Jihoon tampak terkejut dengan tawa saya yang tiba-tiba, lalu keluar dari mobil yang berhenti dan membukakan pintu mobil untuk saya.


이여주
Dari mana kau belajar ini, dasar bocah kurang ajar?


박지훈
Hah, selisih umurmu hanya satu tahun.


이여주
Bohong kalau kita cuma terpaut satu tahun. Meskipun kita cuma terpaut satu tahun, aku sudah makan 1095 mangkuk nasi lebih banyak daripada kamu.

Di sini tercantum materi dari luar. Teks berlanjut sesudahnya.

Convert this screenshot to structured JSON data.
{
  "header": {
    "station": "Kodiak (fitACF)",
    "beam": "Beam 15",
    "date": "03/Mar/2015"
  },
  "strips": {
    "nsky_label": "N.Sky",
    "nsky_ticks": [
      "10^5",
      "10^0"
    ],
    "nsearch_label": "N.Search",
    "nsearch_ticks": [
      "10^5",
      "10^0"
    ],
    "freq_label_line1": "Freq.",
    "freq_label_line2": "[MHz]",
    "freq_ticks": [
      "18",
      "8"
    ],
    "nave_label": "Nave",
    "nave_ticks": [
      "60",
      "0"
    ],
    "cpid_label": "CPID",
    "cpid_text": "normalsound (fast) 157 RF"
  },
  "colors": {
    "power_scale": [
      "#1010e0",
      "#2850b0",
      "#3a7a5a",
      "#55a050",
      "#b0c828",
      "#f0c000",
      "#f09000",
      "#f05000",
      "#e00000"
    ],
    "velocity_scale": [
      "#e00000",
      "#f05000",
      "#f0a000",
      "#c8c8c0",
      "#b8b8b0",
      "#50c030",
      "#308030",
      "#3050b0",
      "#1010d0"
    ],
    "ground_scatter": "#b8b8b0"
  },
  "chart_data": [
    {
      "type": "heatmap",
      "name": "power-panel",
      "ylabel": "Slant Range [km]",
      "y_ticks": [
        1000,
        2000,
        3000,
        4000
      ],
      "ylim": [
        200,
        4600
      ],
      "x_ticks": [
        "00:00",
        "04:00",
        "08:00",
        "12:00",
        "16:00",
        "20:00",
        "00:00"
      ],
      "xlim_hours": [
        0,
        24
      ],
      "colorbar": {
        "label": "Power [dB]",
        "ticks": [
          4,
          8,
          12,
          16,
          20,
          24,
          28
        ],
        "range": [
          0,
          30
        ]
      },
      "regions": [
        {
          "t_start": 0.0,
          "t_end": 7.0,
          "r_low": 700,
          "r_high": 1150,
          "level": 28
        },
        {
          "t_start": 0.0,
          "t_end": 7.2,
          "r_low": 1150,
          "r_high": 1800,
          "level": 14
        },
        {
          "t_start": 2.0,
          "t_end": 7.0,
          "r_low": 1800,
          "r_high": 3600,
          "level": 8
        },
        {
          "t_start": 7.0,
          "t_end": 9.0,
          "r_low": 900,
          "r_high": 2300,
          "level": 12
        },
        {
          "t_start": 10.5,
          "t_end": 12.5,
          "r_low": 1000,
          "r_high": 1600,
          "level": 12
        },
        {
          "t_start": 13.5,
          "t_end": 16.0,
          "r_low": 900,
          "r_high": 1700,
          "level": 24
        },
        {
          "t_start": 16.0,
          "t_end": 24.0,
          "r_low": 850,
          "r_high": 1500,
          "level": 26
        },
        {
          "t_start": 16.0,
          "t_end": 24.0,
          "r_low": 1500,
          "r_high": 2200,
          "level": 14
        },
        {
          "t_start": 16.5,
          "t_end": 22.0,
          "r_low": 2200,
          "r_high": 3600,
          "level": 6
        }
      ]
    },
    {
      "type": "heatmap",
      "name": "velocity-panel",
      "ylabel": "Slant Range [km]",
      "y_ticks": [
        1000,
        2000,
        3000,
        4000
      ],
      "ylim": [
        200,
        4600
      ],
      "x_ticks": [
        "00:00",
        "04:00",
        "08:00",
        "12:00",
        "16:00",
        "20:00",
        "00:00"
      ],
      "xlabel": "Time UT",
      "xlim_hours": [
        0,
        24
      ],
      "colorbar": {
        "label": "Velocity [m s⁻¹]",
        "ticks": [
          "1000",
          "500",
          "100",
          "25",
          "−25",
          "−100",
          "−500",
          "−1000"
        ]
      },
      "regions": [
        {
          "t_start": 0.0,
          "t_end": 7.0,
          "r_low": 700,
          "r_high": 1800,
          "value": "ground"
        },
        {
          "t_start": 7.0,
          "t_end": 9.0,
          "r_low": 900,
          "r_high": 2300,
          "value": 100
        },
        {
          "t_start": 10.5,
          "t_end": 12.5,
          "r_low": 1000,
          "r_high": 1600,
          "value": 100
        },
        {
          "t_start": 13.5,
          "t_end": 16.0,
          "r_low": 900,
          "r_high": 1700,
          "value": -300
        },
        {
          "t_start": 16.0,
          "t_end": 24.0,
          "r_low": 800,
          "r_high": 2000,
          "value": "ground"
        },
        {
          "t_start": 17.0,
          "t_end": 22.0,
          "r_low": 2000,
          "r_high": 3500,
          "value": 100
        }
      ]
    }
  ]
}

Jihoon tertawa terbahak-bahak melihat keseriusanku yang sia-sia, sama seperti yang kulakukan tadi.


이여주
Apakah itu lucu? Seberapa pun aku melihatnya, aku tetap tidak bisa menebak seleramu.

Saat aku berjalan di depan sambil menggelengkan kepala, Park Ji-hoon memelukku hangat dari belakang, membuatku terkejut dan aku berbalik. Tapi ketika aku melihat ke belakang, jarak antara kami malah semakin dekat.

Saat aku tersipu tanpa berkata apa-apa, Park Ji-hoon meraih kedua tanganku.


이여주
..uh uh..


박지훈
Fiuh...senior.


이여주
....


박지훈
Aku memang berniat mengirimmu, senior.


이여주
Hei, Ji-hoon.


박지훈
Jika kamu secantik ini, apa yang kamu ingin aku lakukan?

Tanpa ragu sedikit pun, bibir Ji-hoon menempel di bibir Yeo-ju. Gerakannya hati-hati dan lembut, seperti kupu-kupu yang hinggap.

Ah... Serius, apa yang harus saya lakukan dengan anak ini?